Part 1. UPARSE pipeline from reads to OTU table This tutorial uses
reads of 11 samples deposited in archive
SRR058098 by the Human Microbiome Project.
I took a random subset of 5% of the reads, giving 19,735 FASTQ records. See
Part 2 for more information about the reads
and how the UPARSE pipeline was implemented.
Download
this archive: Tutorial files:
hmptut.tar.gz
I'll assume your downloaded file
is in
~/Downloads, if you downloaded to a different path then replace as needed
below.
Make a top-level directory for the tutorials, change to that
directory and extract the data files using tar for the tutorial files. See
tutorial directories for description of
subdirectories.
Unzip for the data files: mkdir -p ~/tutorials cd ~/tutorials tar -zxvf ~/Downloads/hmptut.tar.gz
Create the utax
database by running the setup_utax.bash script, like this.
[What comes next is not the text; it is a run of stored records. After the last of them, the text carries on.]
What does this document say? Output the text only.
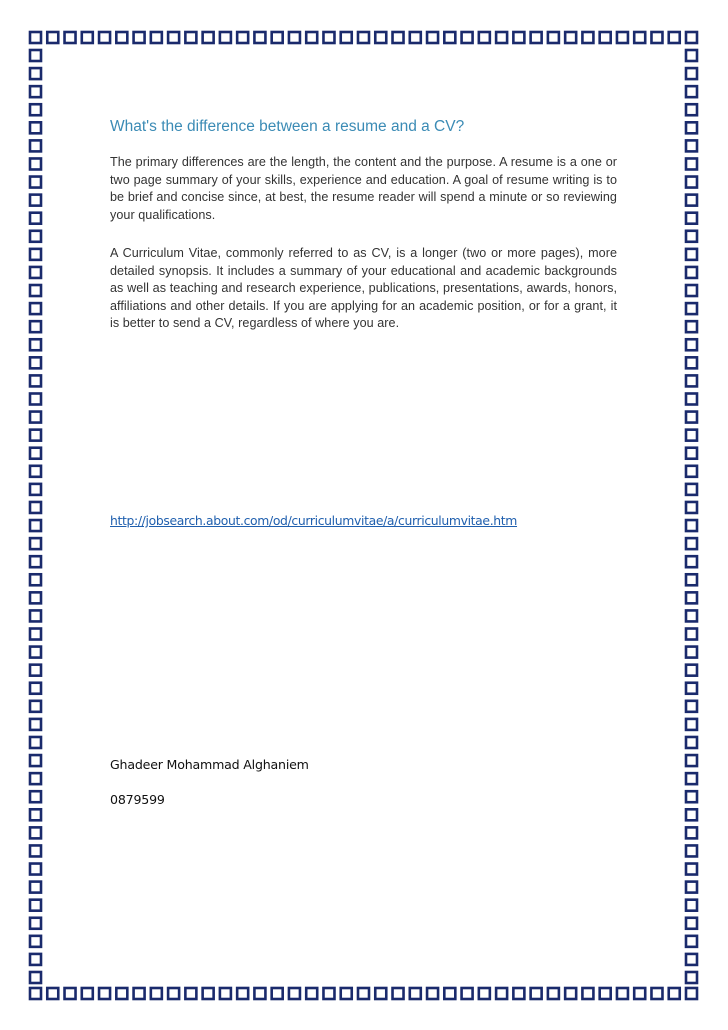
What's the difference between a resume and a CV?

The primary differences are the length, the content and the purpose. A resume is a one or two page summary of your skills, experience and education. A goal of resume writing is to be brief and concise since, at best, the resume reader will spend a minute or so reviewing your qualifications.

A Curriculum Vitae, commonly referred to as CV, is a longer (two or more pages), more detailed synopsis. It includes a summary of your educational and academic backgrounds as well as teaching and research experience, publications, presentations, awards, honors, affiliations and other details. If you are applying for an academic position, or for a grant, it is better to send a CV, regardless of where you are.

http://jobsearch.about.com/od/curriculumvitae/a/curriculumvitae.htm
Ghadeer Mohammad Alghaniem
0879599
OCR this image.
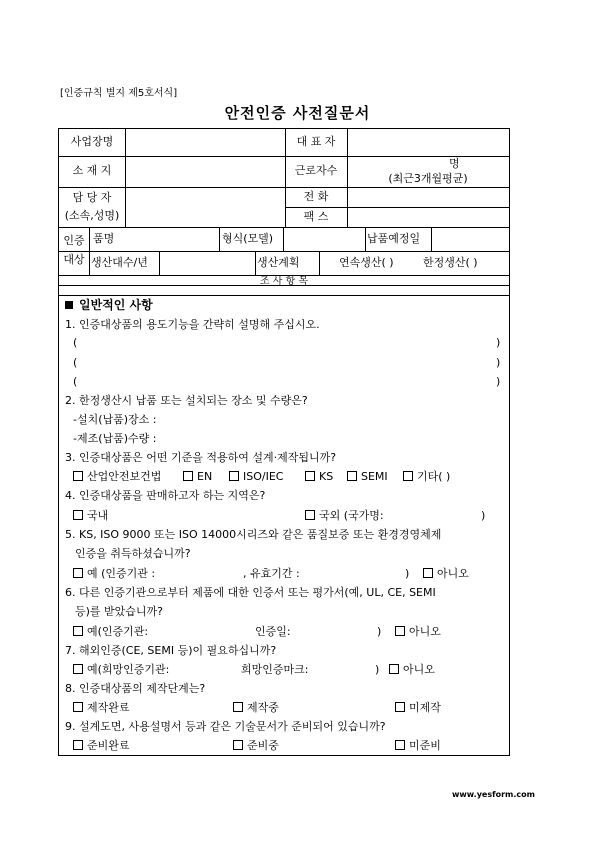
[인증규칙 별지 제5호서식]
안전인증 사전질문서
사업장명	대 표 자
소 재 지	근로자수
명
(최근3개월평균)
담 당 자
(소속,성명)
전 화
팩 스
인증 품명	형식(모델)	납품예정일
대상 생산대수/년	생산계획	연속생산( )	한정생산( )
조 사 항 목
일반적인 사항
1. 인증대상품의 용도기능을 간략히 설명해 주십시오.
(	)
(	)
(	)
2. 한정생산시 납품 또는 설치되는 장소 및 수량은?
-설치(납품)장소 :
-제조(납품)수량 :
3. 인증대상품은 어떤 기준을 적용하여 설계·제작됩니까?
산업안전보건법	EN	ISO/IEC	KS	SEMI	기타( )
4. 인증대상품을 판매하고자 하는 지역은?
국내	국외 (국가명:	)
5. KS, ISO 9000 또는 ISO 14000시리즈와 같은 품질보증 또는 환경경영체제
인증을 취득하셨습니까?
예 (인증기관 :	, 유효기간 :	)	아니오
6. 다른 인증기관으로부터 제품에 대한 인증서 또는 평가서(예, UL, CE, SEMI
등)를 받았습니까?
예(인증기관:	인증일:	)	아니오
7. 해외인증(CE, SEMI 등)이 필요하십니까?
예(희망인증기관:	희망인증마크:	)	아니오
8. 인증대상품의 제작단계는?
제작완료	제작중	미제작
9. 설계도면, 사용설명서 등과 같은 기술문서가 준비되어 있습니까?
준비완료	준비중	미준비
www.yesform.com
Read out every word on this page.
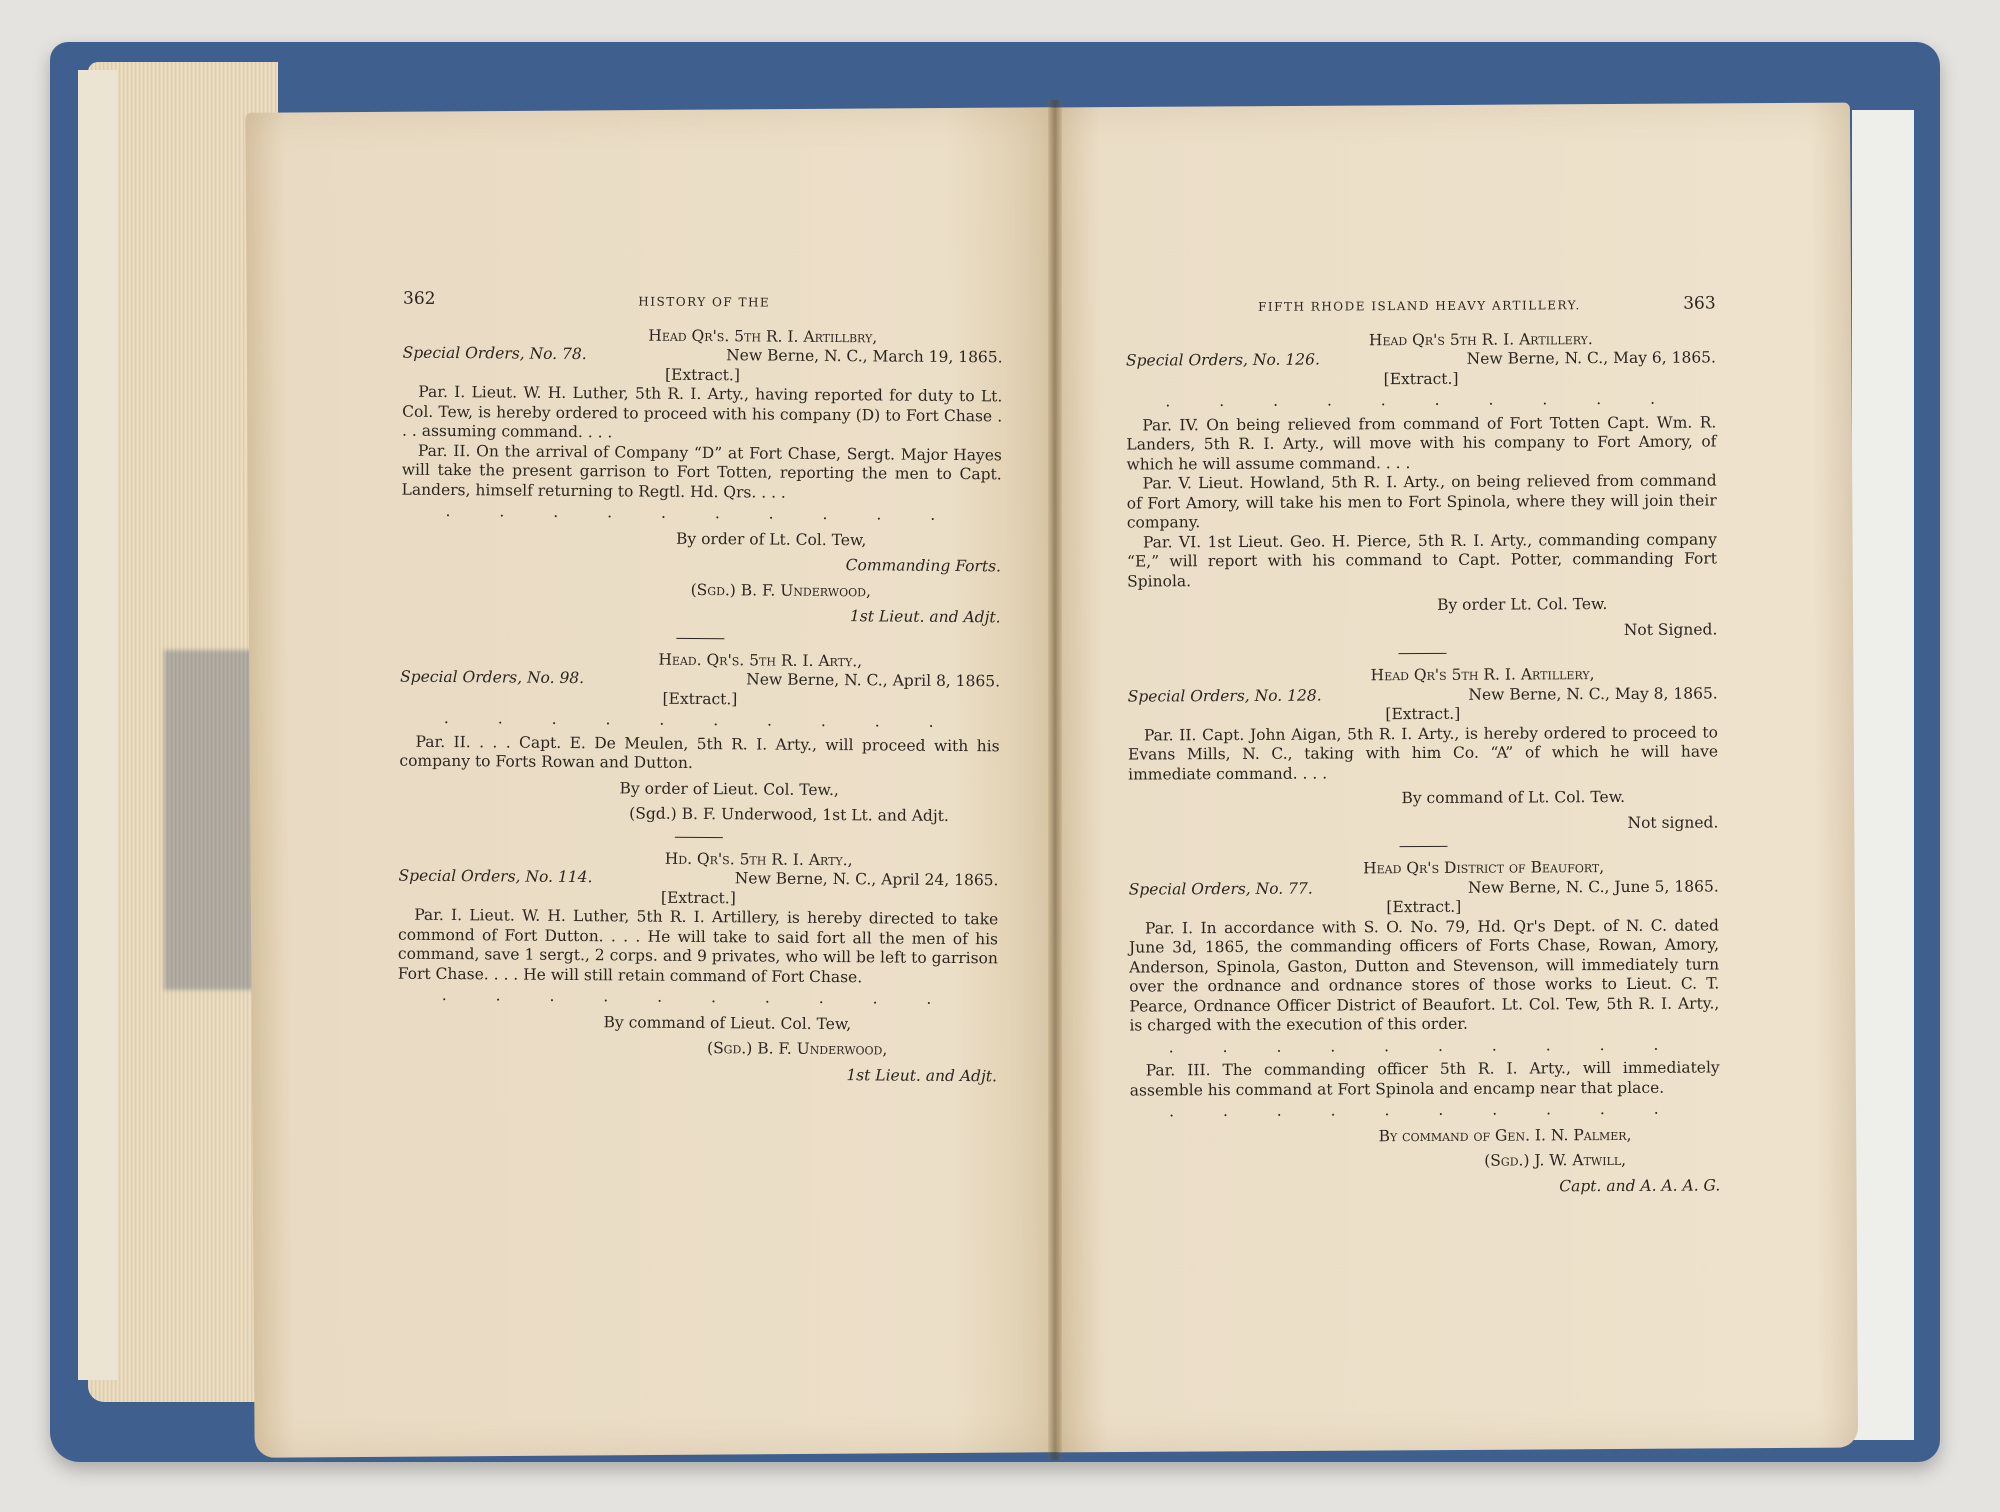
362	HISTORY OF THE
Head Qr's. 5th R. I. Artillbry,
Special Orders, No. 78.	New Berne, N. C., March 19, 1865.
[Extract.]

Par. I. Lieut. W. H. Luther, 5th R. I. Arty., having reported for duty to Lt. Col. Tew, is hereby ordered to proceed with his company (D) to Fort Chase . . . assuming command. . . .

Par. II. On the arrival of Company “D” at Fort Chase, Sergt. Major Hayes will take the present garrison to Fort Totten, reporting the men to Capt. Landers, himself returning to Regtl. Hd. Qrs. . . .

. . . . . . . . . .
By order of Lt. Col. Tew,
Commanding Forts.
(Sgd.) B. F. Underwood,
1st Lieut. and Adjt.
Head. Qr's. 5th R. I. Arty.,
Special Orders, No. 98.	New Berne, N. C., April 8, 1865.
[Extract.]
. . . . . . . . . .

Par. II. . . . Capt. E. De Meulen, 5th R. I. Arty., will proceed with his company to Forts Rowan and Dutton.

By order of Lieut. Col. Tew.,
(Sgd.) B. F. Underwood, 1st Lt. and Adjt.
Hd. Qr's. 5th R. I. Arty.,
Special Orders, No. 114.	New Berne, N. C., April 24, 1865.
[Extract.]

Par. I. Lieut. W. H. Luther, 5th R. I. Artillery, is hereby directed to take commond of Fort Dutton. . . . He will take to said fort all the men of his command, save 1 sergt., 2 corps. and 9 privates, who will be left to garrison Fort Chase. . . . He will still retain command of Fort Chase.

. . . . . . . . . .
By command of Lieut. Col. Tew,
(Sgd.) B. F. Underwood,
1st Lieut. and Adjt.
FIFTH RHODE ISLAND HEAVY ARTILLERY.	363
Head Qr's 5th R. I. Artillery.
Special Orders, No. 126.	New Berne, N. C., May 6, 1865.
[Extract.]
. . . . . . . . . .

Par. IV. On being relieved from command of Fort Totten Capt. Wm. R. Landers, 5th R. I. Arty., will move with his company to Fort Amory, of which he will assume command. . . .

Par. V. Lieut. Howland, 5th R. I. Arty., on being relieved from command of Fort Amory, will take his men to Fort Spinola, where they will join their company.

Par. VI. 1st Lieut. Geo. H. Pierce, 5th R. I. Arty., commanding company “E,” will report with his command to Capt. Potter, commanding Fort Spinola.

By order Lt. Col. Tew.
Not Signed.
Head Qr's 5th R. I. Artillery,
Special Orders, No. 128.	New Berne, N. C., May 8, 1865.
[Extract.]

Par. II. Capt. John Aigan, 5th R. I. Arty., is hereby ordered to proceed to Evans Mills, N. C., taking with him Co. “A” of which he will have immediate command. . . .

By command of Lt. Col. Tew.
Not signed.
Head Qr's District of Beaufort,
Special Orders, No. 77.	New Berne, N. C., June 5, 1865.
[Extract.]

Par. I. In accordance with S. O. No. 79, Hd. Qr's Dept. of N. C. dated June 3d, 1865, the commanding officers of Forts Chase, Rowan, Amory, Anderson, Spinola, Gaston, Dutton and Stevenson, will immediately turn over the ordnance and ordnance stores of those works to Lieut. C. T. Pearce, Ordnance Officer District of Beaufort. Lt. Col. Tew, 5th R. I. Arty., is charged with the execution of this order.

. . . . . . . . . .

Par. III. The commanding officer 5th R. I. Arty., will immediately assemble his command at Fort Spinola and encamp near that place.

. . . . . . . . . .
By command of Gen. I. N. Palmer,
(Sgd.) J. W. Atwill,
Capt. and A. A. A. G.
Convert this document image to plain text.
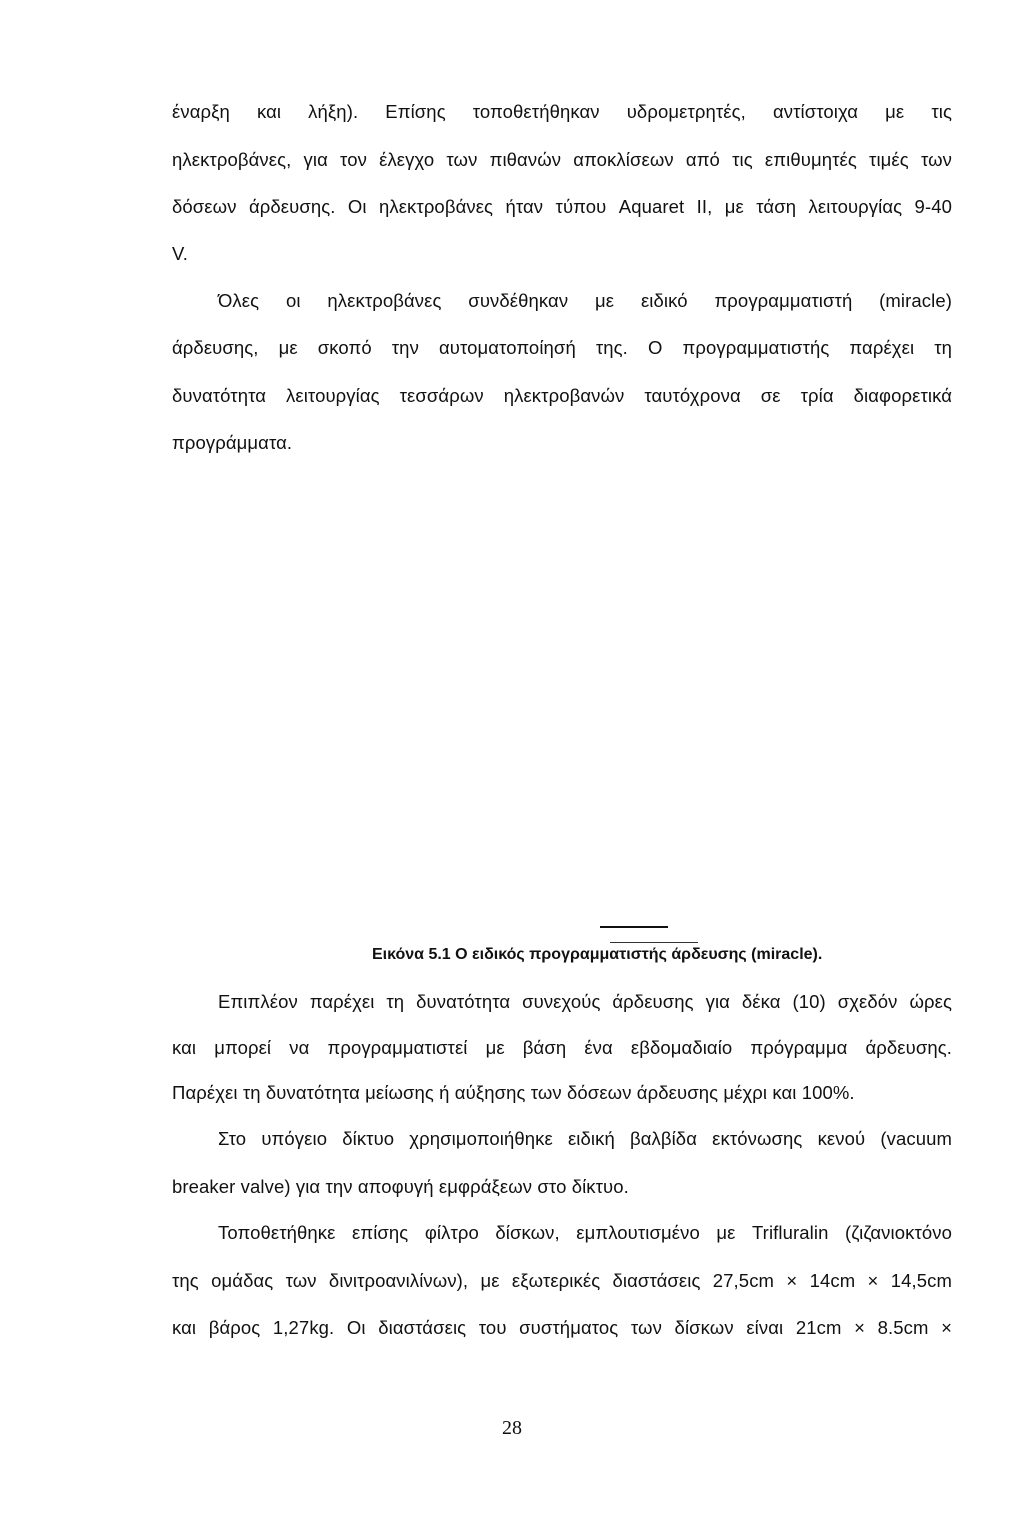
έναρξη και λήξη). Επίσης τοποθετήθηκαν υδρομετρητές, αντίστοιχα με τις
ηλεκτροβάνες, για τον έλεγχο των πιθανών αποκλίσεων από τις επιθυμητές τιμές των
δόσεων άρδευσης. Οι ηλεκτροβάνες ήταν τύπου Aquaret II, με τάση λειτουργίας 9-40
V.
Όλες οι ηλεκτροβάνες συνδέθηκαν με ειδικό προγραμματιστή (miracle)
άρδευσης, με σκοπό την αυτοματοποίησή της. Ο προγραμματιστής παρέχει τη
δυνατότητα λειτουργίας τεσσάρων ηλεκτροβανών ταυτόχρονα σε τρία διαφορετικά
προγράμματα.
Εικόνα 5.1 Ο ειδικός προγραμματιστής άρδευσης (miracle).
Επιπλέον παρέχει τη δυνατότητα συνεχούς άρδευσης για δέκα (10) σχεδόν ώρες
και μπορεί να προγραμματιστεί με βάση ένα εβδομαδιαίο πρόγραμμα άρδευσης.
Παρέχει τη δυνατότητα μείωσης ή αύξησης των δόσεων άρδευσης μέχρι και 100%.
Στο υπόγειο δίκτυο χρησιμοποιήθηκε ειδική βαλβίδα εκτόνωσης κενού (vacuum
breaker valve) για την αποφυγή εμφράξεων στο δίκτυο.
Τοποθετήθηκε επίσης φίλτρο δίσκων, εμπλουτισμένο με Trifluralin (ζιζανιοκτόνο
της ομάδας των δινιτροανιλίνων), με εξωτερικές διαστάσεις 27,5cm × 14cm × 14,5cm
και βάρος 1,27kg. Οι διαστάσεις του συστήματος των δίσκων είναι 21cm × 8.5cm ×
28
cd ~/tutorials/hmptut/scripts ./setup_utax.bash Notice the
dot and slash (./) before
setup_utax.bash. This tells the shell to look for the command file (script
or binary) in your current directory (dot means current directory). This is
needed if the current directory is not in your PATH. Tutorial scripts always
assume that they are being run like this, i.e. from inside the scripts/
subdirectory.
The setup_utax.bash script uses curl to fetch the data.
Some systems don't have curl in which case you can use wget. There is a wget
command in the script which is commented out so it's a simple edit of the
script to comment out curl instead.
The UPARSE pipeline is
implemented in the run_uparse.bash script. Run it like this:
cd ~/tutorials/hmptut/scripts ./run_uparse.bash
This should reproduce the
pre-computed files in the hmptut/out/ directory.